Bad things can happen. I recently worked on a matter where seller signed an offer. The offer included an escalation clause and indicated that the the legal description was “to be attached.” However, the offer also included the tax parcel number. The listing agent attached a new addendum stating the sale price as a sum certain (calculating the price based on the terms of the escalation clause) and attaching the legal description. The seller initialed these “changes” and sent them to the buyer for the buyer’s approval. All other terms of the offer were unchanged and accepted by the seller.

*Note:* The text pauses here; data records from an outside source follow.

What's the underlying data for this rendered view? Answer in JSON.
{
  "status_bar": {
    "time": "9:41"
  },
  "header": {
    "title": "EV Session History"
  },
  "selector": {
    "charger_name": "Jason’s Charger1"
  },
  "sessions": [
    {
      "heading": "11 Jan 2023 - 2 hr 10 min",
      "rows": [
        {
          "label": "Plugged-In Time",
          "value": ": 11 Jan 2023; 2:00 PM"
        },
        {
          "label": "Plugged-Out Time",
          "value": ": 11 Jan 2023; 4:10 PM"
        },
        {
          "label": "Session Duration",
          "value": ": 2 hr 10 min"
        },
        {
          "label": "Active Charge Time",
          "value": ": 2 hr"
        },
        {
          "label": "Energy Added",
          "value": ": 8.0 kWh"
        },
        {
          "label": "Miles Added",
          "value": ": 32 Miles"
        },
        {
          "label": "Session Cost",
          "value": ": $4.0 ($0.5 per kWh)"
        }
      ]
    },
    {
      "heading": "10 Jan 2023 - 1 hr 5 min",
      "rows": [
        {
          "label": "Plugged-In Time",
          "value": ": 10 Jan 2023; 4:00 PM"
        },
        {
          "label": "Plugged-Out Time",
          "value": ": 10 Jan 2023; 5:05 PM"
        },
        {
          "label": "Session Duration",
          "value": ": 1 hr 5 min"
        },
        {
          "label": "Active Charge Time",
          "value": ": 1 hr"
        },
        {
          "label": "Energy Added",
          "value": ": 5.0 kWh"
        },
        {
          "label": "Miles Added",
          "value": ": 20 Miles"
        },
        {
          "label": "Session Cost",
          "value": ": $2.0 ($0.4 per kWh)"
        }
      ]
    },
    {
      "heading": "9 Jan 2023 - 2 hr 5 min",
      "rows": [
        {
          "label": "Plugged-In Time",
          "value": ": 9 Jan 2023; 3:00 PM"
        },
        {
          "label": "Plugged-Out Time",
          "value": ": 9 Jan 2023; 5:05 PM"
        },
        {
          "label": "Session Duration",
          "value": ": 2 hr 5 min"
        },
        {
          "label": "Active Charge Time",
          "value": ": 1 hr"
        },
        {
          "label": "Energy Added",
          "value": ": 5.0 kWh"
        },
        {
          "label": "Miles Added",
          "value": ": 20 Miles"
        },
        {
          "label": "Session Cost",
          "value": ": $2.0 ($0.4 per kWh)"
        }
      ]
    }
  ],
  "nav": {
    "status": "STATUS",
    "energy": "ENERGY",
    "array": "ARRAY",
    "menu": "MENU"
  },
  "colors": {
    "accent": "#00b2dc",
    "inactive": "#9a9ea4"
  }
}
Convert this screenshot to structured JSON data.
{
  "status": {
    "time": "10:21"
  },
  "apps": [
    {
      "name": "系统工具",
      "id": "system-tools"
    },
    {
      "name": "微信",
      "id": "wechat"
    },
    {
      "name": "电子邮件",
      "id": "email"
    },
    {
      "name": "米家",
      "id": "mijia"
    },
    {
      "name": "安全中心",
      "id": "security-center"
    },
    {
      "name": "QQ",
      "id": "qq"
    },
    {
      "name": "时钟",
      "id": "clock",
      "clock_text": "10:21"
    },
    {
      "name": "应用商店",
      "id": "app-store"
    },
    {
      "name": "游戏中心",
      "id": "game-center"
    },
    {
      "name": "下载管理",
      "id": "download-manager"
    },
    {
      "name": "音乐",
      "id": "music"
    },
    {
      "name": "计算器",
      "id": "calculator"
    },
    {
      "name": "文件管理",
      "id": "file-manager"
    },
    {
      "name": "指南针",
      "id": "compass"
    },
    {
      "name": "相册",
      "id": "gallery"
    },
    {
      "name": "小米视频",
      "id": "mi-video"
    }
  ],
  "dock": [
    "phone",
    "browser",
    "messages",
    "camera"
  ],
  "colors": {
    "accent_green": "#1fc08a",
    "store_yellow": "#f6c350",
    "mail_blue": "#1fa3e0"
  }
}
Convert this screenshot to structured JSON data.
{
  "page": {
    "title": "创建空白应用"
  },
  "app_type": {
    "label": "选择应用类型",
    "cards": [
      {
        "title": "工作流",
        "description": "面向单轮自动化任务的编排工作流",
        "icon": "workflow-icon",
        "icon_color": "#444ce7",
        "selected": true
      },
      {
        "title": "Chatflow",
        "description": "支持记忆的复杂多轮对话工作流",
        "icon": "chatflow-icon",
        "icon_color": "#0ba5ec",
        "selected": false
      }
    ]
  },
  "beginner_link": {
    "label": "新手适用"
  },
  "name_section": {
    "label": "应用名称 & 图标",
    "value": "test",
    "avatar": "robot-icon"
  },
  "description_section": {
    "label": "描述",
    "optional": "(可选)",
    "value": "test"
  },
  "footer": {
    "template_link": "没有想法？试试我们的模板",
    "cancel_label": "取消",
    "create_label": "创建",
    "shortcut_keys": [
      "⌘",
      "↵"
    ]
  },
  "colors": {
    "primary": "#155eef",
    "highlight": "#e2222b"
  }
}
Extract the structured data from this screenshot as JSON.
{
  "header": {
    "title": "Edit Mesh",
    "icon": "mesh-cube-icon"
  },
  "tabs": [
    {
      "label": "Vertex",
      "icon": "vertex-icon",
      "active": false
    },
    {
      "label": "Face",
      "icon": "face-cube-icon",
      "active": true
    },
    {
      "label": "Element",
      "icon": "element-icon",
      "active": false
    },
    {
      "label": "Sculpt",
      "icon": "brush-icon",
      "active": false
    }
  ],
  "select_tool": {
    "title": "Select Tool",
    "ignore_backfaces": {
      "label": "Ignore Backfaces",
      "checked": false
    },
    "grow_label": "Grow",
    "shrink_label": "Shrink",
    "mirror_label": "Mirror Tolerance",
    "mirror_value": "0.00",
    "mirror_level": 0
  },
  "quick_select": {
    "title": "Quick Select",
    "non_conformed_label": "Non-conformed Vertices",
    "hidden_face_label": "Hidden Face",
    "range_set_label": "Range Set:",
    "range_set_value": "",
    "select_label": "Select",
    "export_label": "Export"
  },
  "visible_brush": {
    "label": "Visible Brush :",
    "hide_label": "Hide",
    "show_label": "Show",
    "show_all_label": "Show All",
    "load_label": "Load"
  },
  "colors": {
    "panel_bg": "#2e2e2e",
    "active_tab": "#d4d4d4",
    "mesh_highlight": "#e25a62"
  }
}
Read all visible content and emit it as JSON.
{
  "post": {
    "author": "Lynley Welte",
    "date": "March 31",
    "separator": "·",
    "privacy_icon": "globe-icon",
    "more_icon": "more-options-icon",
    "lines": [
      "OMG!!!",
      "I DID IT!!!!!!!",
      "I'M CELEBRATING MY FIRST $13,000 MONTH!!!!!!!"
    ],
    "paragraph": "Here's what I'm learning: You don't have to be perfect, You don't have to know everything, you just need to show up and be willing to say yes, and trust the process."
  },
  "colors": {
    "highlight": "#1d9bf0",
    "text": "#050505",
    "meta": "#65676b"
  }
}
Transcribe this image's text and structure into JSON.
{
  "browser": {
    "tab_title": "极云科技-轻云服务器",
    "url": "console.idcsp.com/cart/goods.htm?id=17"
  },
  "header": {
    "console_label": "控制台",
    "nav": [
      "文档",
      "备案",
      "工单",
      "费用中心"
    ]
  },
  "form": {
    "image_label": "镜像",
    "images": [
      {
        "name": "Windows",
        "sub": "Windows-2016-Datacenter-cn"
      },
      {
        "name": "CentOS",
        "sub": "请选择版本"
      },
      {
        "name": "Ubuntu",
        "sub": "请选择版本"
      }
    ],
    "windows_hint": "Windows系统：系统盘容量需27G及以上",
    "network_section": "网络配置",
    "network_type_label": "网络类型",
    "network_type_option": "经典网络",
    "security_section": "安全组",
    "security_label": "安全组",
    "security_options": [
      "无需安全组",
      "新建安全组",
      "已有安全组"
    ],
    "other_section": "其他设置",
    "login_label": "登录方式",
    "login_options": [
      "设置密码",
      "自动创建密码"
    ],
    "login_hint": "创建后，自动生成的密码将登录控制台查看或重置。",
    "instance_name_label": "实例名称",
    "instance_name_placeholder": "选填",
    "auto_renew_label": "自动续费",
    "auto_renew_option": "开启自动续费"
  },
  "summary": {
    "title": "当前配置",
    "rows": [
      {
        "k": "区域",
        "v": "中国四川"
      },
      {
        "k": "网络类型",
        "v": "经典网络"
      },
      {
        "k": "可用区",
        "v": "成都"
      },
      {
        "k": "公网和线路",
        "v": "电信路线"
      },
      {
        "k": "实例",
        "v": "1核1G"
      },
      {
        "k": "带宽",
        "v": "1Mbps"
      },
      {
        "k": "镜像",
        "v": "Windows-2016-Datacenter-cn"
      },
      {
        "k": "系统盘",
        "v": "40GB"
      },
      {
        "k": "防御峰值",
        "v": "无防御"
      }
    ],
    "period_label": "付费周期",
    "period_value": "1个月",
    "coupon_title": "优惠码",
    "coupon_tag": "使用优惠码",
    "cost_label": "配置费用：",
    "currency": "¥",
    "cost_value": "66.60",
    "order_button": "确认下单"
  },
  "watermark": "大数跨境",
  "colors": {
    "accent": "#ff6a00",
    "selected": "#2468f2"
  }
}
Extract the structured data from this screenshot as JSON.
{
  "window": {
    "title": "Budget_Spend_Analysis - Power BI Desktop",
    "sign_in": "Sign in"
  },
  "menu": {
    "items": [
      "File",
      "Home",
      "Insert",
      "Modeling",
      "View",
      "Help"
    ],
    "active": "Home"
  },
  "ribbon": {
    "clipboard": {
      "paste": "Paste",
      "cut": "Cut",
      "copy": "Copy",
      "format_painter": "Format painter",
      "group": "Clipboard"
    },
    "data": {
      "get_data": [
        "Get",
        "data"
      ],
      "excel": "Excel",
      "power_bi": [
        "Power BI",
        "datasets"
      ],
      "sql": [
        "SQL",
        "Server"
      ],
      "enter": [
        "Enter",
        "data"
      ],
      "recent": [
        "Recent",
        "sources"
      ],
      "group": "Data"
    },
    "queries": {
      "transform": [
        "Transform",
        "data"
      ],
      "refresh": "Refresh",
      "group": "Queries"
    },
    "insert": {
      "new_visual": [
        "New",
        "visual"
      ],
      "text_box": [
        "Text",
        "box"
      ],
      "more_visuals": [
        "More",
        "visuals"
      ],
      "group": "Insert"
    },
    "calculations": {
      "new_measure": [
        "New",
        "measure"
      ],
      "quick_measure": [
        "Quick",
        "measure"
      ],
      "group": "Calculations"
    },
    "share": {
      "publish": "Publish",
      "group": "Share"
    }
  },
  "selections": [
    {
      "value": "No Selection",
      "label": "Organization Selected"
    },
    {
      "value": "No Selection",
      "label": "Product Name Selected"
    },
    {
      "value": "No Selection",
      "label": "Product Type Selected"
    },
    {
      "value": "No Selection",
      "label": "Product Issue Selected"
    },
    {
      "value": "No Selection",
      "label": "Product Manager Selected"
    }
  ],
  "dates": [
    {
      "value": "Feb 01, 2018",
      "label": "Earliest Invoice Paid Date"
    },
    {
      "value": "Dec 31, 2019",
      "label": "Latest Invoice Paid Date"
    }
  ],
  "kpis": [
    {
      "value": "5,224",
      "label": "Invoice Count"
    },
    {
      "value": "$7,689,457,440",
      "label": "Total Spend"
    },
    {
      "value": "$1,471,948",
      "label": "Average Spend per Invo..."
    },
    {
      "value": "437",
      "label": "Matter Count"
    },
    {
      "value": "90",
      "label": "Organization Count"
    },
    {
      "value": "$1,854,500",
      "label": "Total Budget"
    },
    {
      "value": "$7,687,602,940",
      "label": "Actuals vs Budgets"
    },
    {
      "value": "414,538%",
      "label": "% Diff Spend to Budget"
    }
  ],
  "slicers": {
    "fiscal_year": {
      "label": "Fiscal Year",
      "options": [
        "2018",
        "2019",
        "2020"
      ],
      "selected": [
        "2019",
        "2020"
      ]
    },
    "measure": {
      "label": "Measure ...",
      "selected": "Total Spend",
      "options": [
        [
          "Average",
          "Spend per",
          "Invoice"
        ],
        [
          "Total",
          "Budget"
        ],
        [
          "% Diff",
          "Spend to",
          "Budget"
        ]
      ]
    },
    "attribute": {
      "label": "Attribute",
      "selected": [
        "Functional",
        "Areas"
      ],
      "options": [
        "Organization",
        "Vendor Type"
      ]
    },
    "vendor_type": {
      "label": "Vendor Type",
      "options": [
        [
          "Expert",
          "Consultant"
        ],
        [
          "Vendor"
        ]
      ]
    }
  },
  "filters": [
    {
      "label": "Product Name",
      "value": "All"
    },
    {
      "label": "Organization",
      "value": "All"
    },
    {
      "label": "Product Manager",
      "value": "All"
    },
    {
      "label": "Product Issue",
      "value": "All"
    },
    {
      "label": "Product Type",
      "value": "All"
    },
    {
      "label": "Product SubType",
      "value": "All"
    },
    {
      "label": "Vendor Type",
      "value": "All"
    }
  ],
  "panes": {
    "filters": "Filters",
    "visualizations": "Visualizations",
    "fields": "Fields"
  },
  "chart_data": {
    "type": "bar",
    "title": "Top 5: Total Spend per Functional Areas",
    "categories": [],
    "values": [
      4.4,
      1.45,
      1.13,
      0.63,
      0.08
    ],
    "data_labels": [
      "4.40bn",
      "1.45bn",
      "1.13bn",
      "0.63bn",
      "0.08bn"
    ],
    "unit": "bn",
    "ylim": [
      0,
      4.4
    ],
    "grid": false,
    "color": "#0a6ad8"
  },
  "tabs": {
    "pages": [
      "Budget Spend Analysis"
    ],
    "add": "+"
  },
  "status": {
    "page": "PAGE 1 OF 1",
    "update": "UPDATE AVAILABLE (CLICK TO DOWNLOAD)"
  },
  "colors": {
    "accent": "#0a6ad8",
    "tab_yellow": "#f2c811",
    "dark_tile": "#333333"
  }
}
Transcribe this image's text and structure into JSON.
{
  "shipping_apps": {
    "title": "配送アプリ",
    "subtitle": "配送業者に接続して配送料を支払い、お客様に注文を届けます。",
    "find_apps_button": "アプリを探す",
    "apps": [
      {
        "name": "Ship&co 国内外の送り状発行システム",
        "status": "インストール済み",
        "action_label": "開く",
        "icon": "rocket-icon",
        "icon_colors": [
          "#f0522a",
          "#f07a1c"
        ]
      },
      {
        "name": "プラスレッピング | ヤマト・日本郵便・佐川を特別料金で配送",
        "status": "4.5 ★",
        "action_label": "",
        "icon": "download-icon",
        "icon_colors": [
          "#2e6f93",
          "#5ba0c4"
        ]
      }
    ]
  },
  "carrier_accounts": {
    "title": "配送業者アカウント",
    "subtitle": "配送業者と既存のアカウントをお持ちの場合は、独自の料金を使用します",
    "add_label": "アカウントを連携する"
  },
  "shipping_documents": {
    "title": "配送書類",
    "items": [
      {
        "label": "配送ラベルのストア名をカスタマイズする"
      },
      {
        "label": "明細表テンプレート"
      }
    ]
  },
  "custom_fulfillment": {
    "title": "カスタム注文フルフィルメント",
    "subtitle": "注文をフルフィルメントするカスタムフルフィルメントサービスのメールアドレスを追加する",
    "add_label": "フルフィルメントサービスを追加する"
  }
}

Before getting a response from the buyer, the seller received another, substantially better offer from a second buyer. The listing agent informed his client that he could still revoke the first offer and accept the second because, when the offer was returned with a legal description and a sum certain sale price, it constituted a counteroffer. Thus, according to the agent, as long as the seller rescinded the “counteroffer” before it was accepted by the buyer, there would be no contract with the first buyer and the seller could enter into a contract with the second buyer.
Unfortunately, the seller took the listing agent’s counsel and proceeded to rescind the “counteroffer” and sign the second offer. The first buyer promptly hired an attorney, who promptly threatened legal action. The buyer’s attorney reasoned that, when the seller signed the offer, there was mutual acceptance of the terms of the offer, and thus a contract was created. The contract contained a tax parcel number, thus satisfying the requirement for a legal description. Moreover, to be enforceable, a contract requires either a specific price or a mechanism by which a specific price can be determined. Because the offer contained an escalation clause, it probably satisfied this legal requirement as well. This attorney’s reasoning was sound and the seller had a significant legal problem as a result of selling the same house twice.
Thus, the seller was subjected to potential liability on a breach of contract claim by the first buyer (or the second buyer, depending on which contract he breached when he sold to the other buyer). While real estate agents are allowed to engage in the limited practice of law by completing blanks in pre-printed forms, they are not allowed to provide legal analysis or counsel to their clients. In this situation, the agent did just that. If you have a question or concern about your legal rights and obligations at any point in the transaction, you rely on your agent’s input at your peril. An agent, no matter how experienced, is not an attorney and may not give you good — or even competent — advice.